15 March 2010

Back to post-war Britain

I finished a professional project and gave myself leave to escape with a mystery by Charles Todd (actually a mother-son writing team), an author(s?) recommended by Dan Conrad.

The story is set in post-World War I Britain (like Jacqueline Winspear's "Maisie Dobbs" stories and most of Laurie R. King's "Mary Russell" stories).

A local patrician is killed while out riding one morning. No witnesses. Exact scene unknown. The body was found in a pasture some time after the murder. A local investigation seems to indicate that a famous, well-connected local war hero is the murderer. So, the locals send for help from Scotland Yard. Enter Inspector Ian Rutledge.

In the book, A Test of Wills, Ian Rutledge, like Maisie Dobbs, suffers from shell shock (PTSS). His condition is worse than Maisie Dobbs' but not as bad as Maisie's one-time fiance, who is confined to a hospital and unable to speak or care for himself. (The story is also set about a decade earlier than the Maisie Dobbs stories.) Rutledge is haunted by a soldier who mutineed at the front and whom Rutledge killed for his betrayal. The voice of the dead man is part of Rutledge's everyday life. Dark depression waits on the edges of his consciousness to take over.

The post-war period in Western Europe was traumatic for nearly everyone. For Rutledge it meant trying to return to a career that he was quite good at before 1914. A Test of Wills tells the story of his first investigation after the war and after treatment (therapy?) for his shell shock. The scene is rural Warwickshire (northwest of Buckingham -- Stratford upon Avon is in the south of the county). [Coincidence noted below.]

Rutledge's investigation seems to reach the same conclusions as the local one did, but he can't tie up all the loose ends. The voice in his head taunts him. People tell him only what they think is relevant. He keeps probing to find out what they are keeping from him. Of course, he's relentless. The voice in his head and the dark cloud at the edge of his being won't allow anything less. Eventually, he sorts out the details, finds the murderer, and returns to London with his pre-war reputation intact.

The book suffers a bit by comparison to Laurie R. King and Jacqueline Winspear. The story is not as crisply told as King's stories are. But, A Test of Wills is "Charles Todd's" first book. Dan Conrad read a later one and really liked it. I'll read another, but it's more opaque than King's stories. [Remember that teacher in high school or at the university who made it seem that there were secrets and priorities that he/she knew but that she/he wasn't going to explain? I remember several like that. I never could figure out what was most important and what would be on the exam. So I tried to learn everything. Well, this story is told like that. There are scores of details. And the crucial ones aren't revealed until the very end (the exam?). I was disappointed in the resolution as I often was with my grades on those less-than-transparent exams.]

Also, I got less of that feeling of verisimilitude that pervades the Maisie Dobbs stories. I think it has to do with a level of detail in Winspear's books. Ian Rutledge has a car that he uses to get around Upper Streetham, but unlike Maisie's little red MG, I never found out what kind of car it was, how he started it, or how he called the local blacksmith to tow it into town to fix a slashed tire.
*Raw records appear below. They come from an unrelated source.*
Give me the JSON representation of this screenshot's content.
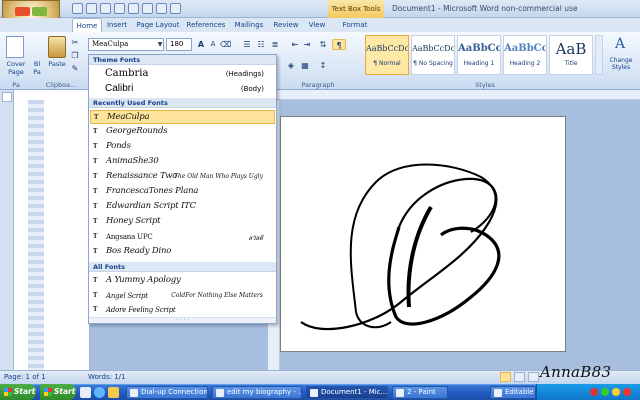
{
  "app": {
    "window_title": "Document1 - Microsoft Word non-commercial use",
    "context_tab_group": "Text Box Tools"
  },
  "tabs": [
    "Home",
    "Insert",
    "Page Layout",
    "References",
    "Mailings",
    "Review",
    "View",
    "Format"
  ],
  "ribbon": {
    "font_name": "MeaCulpa",
    "font_size": "180",
    "groups": {
      "pages": "Pa",
      "clipboard": "Clipboa...",
      "paragraph": "Paragraph",
      "styles": "Styles"
    },
    "cover_page_label": "Cover Page",
    "blank_label": "Bl Pa",
    "paste_label": "Paste",
    "styles": [
      {
        "preview": "AaBbCcDc",
        "name": "¶ Normal"
      },
      {
        "preview": "AaBbCcDc",
        "name": "¶ No Spacing"
      },
      {
        "preview": "AaBbCc",
        "name": "Heading 1"
      },
      {
        "preview": "AaBbCc",
        "name": "Heading 2"
      },
      {
        "preview": "AaB",
        "name": "Title"
      }
    ],
    "change_styles_label": "Change Styles"
  },
  "font_dropdown": {
    "theme_header": "Theme Fonts",
    "theme_fonts": [
      {
        "name": "Cambria",
        "tag": "(Headings)"
      },
      {
        "name": "Calibri",
        "tag": "(Body)"
      }
    ],
    "recent_header": "Recently Used Fonts",
    "recent_fonts": [
      {
        "name": "MeaCulpa",
        "preview": ""
      },
      {
        "name": "GeorgeRounds",
        "preview": ""
      },
      {
        "name": "Ponds",
        "preview": ""
      },
      {
        "name": "AnimaShe30",
        "preview": ""
      },
      {
        "name": "Renaissance Two",
        "preview": "The Old Man Who Plays Ugly"
      },
      {
        "name": "FrancescaTones Plana",
        "preview": ""
      },
      {
        "name": "Edwardian Script ITC",
        "preview": ""
      },
      {
        "name": "Honey Script",
        "preview": ""
      },
      {
        "name": "Angsana UPC",
        "preview": "สวัสดี"
      },
      {
        "name": "Bos Ready Dino",
        "preview": ""
      }
    ],
    "all_header": "All Fonts",
    "all_fonts": [
      {
        "name": "A Yummy Apology",
        "preview": ""
      },
      {
        "name": "Angel Script",
        "preview": "ColdFor Nothing Else Matters"
      },
      {
        "name": "Adore Feeling Script",
        "preview": ""
      }
    ]
  },
  "document": {
    "monogram_letter": "B"
  },
  "status_bar": {
    "page": "Page: 1 of 1",
    "words": "Words: 1/1"
  },
  "taskbar": {
    "start_label": "Start",
    "items": [
      {
        "label": "Dial-up Connection"
      },
      {
        "label": "edit my biography - ..."
      },
      {
        "label": "Document1 - Mic..."
      },
      {
        "label": "2 - Paint"
      },
      {
        "label": "Editable Monogram ..."
      }
    ]
  },
  "watermark": "AnnaB83",
  "colors": {
    "ribbon_text": "#15428b",
    "selection_highlight": "#fde49a",
    "taskbar_blue": "#245bc1",
    "start_green": "#3a9a35"
  }
}
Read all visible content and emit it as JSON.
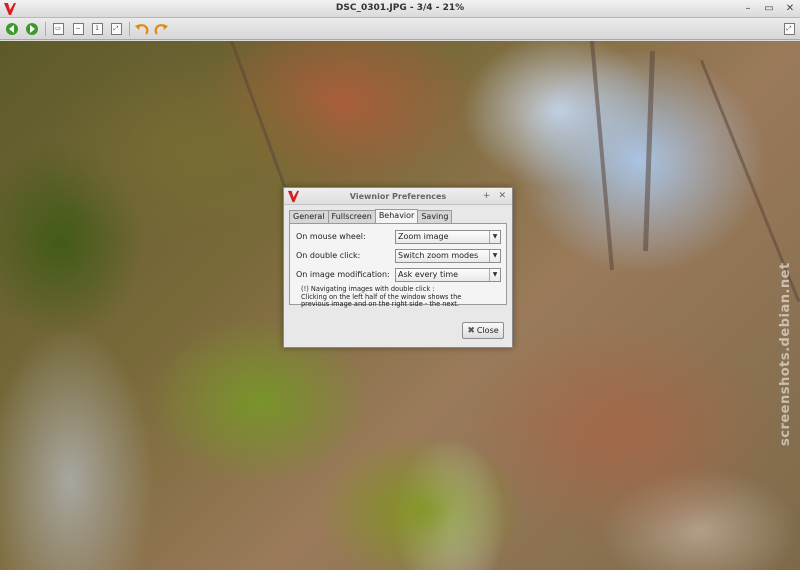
{
  "window": {
    "title": "DSC_0301.JPG - 3/4 - 21%",
    "wm_buttons": [
      "–",
      "▭",
      "✕"
    ]
  },
  "toolbar": {
    "items": [
      {
        "name": "back-button",
        "glyph": "◀"
      },
      {
        "name": "forward-button",
        "glyph": "▶"
      },
      {
        "name": "fit-page-button",
        "glyph": "▭"
      },
      {
        "name": "zoom-out-button",
        "glyph": "−"
      },
      {
        "name": "zoom-normal-button",
        "glyph": "1"
      },
      {
        "name": "zoom-fit-button",
        "glyph": "⤢"
      },
      {
        "name": "rotate-left-button",
        "glyph": "↶"
      },
      {
        "name": "rotate-right-button",
        "glyph": "↷"
      }
    ],
    "fullscreen_glyph": "⤢"
  },
  "watermark": "screenshots.debian.net",
  "dialog": {
    "title": "Viewnior Preferences",
    "wm_buttons": [
      "+",
      "✕"
    ],
    "tabs": [
      "General",
      "Fullscreen",
      "Behavior",
      "Saving"
    ],
    "active_tab": "Behavior",
    "rows": [
      {
        "label": "On mouse wheel:",
        "value": "Zoom image"
      },
      {
        "label": "On double click:",
        "value": "Switch zoom modes"
      },
      {
        "label": "On image modification:",
        "value": "Ask every time"
      }
    ],
    "note_line1": "(!) Navigating images with double click :",
    "note_line2": "Clicking on the left half of the window shows the",
    "note_line3": "previous image and on the right side - the next.",
    "close_label": "Close"
  },
  "colors": {
    "logo_red": "#d42020",
    "arrow_green": "#3a9a2a",
    "rotate_orange": "#e08a1a"
  }
}
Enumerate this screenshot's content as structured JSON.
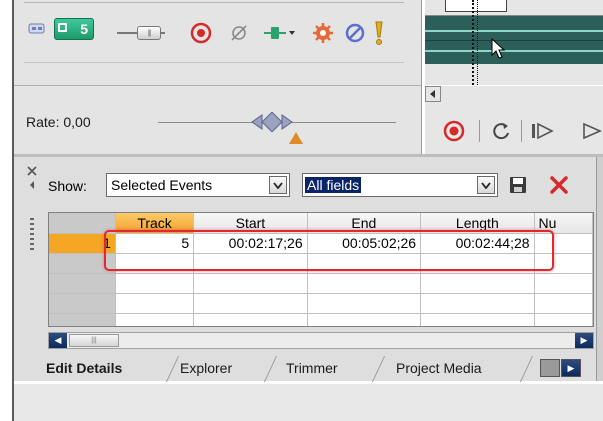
{
  "track_header": {
    "track_number": "5"
  },
  "rate": {
    "label": "Rate: 0,00"
  },
  "event_list": {
    "show_label": "Show:",
    "show_value": "Selected Events",
    "fields_value": "All fields",
    "columns": [
      "Track",
      "Start",
      "End",
      "Length",
      "Nu"
    ],
    "rows": [
      {
        "row_number": "1",
        "track": "5",
        "start": "00:02:17;26",
        "end": "00:05:02;26",
        "length": "00:02:44;28"
      }
    ]
  },
  "tabs": [
    "Edit Details",
    "Explorer",
    "Trimmer",
    "Project Media"
  ],
  "colors": {
    "highlight": "#e0282d",
    "active_row": "#f5a623",
    "track_header": "#2fb584",
    "selection": "#0a246a"
  }
}
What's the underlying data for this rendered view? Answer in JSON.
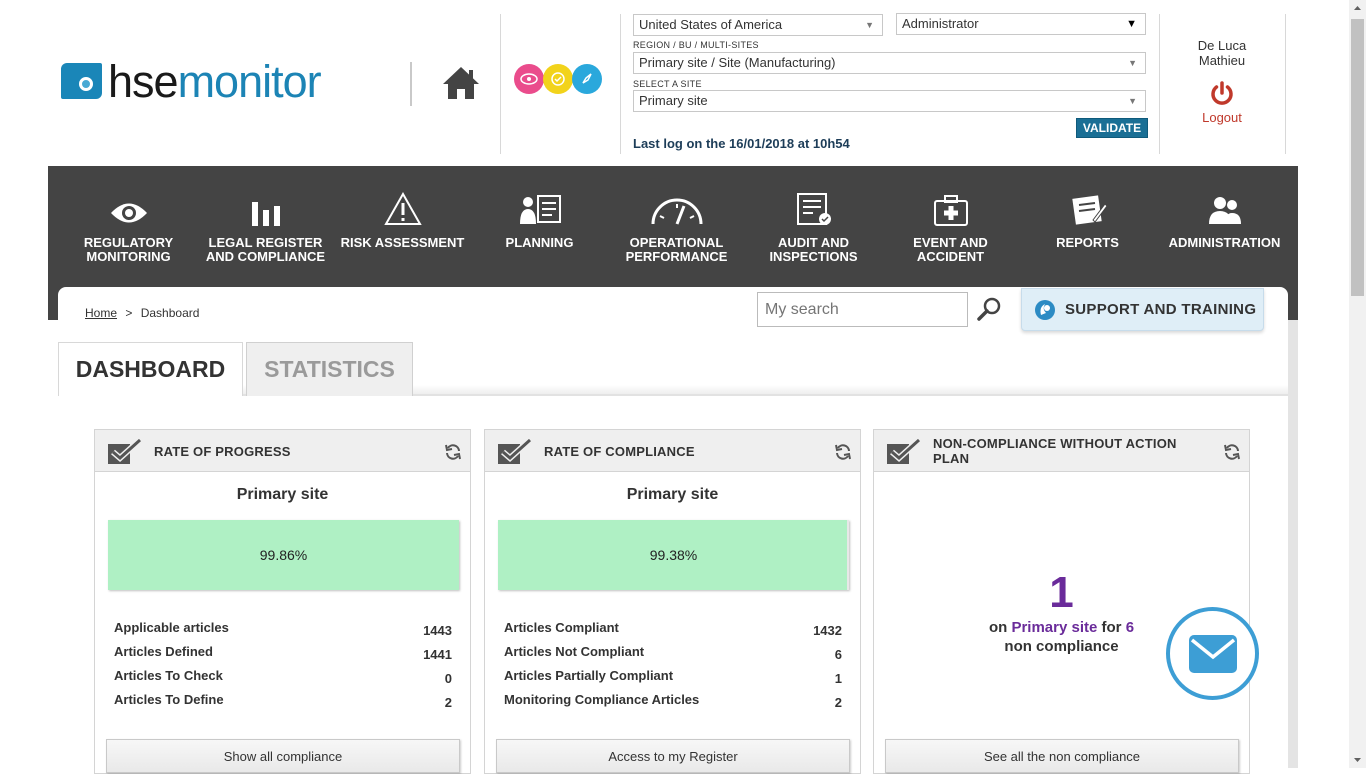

I was disappointed in the resolution, but the story telling was satisfying and involving. It was a good book to read while relaxing after the completion of a big deal project. This is the first of an 11-book series, I learned from Wikipedia. From another source I learned that the authors, named as Caroline and Charles Todd, might be using pseudonyms and do not actually live in Delaware, where the publisher says they come from. Another source suggested that the son in this writing team might hold a sensitive position which would suffer from being identified as a mystery writer. Who knows?

Do you know? Have you read A Test of Wills or another of "Charles Todd's" books? Write and tell this little bit of the world what you think.

Oh, and coincidence. A couple days before reading this book, I was researching Warwickshire census records. My dad had searched diligently for ancestors named Wedding in England and never found any. There are many circumstantial clues from colonial Maryland, but no evidence of an English origin for the most senior John Wedding we know of, who died in 1772. Many records are now online in the UK, and I found several families named Wedding living in Warwickshire in the mid-19th century. Older records are not online. Maybe it's time for my research trip to England.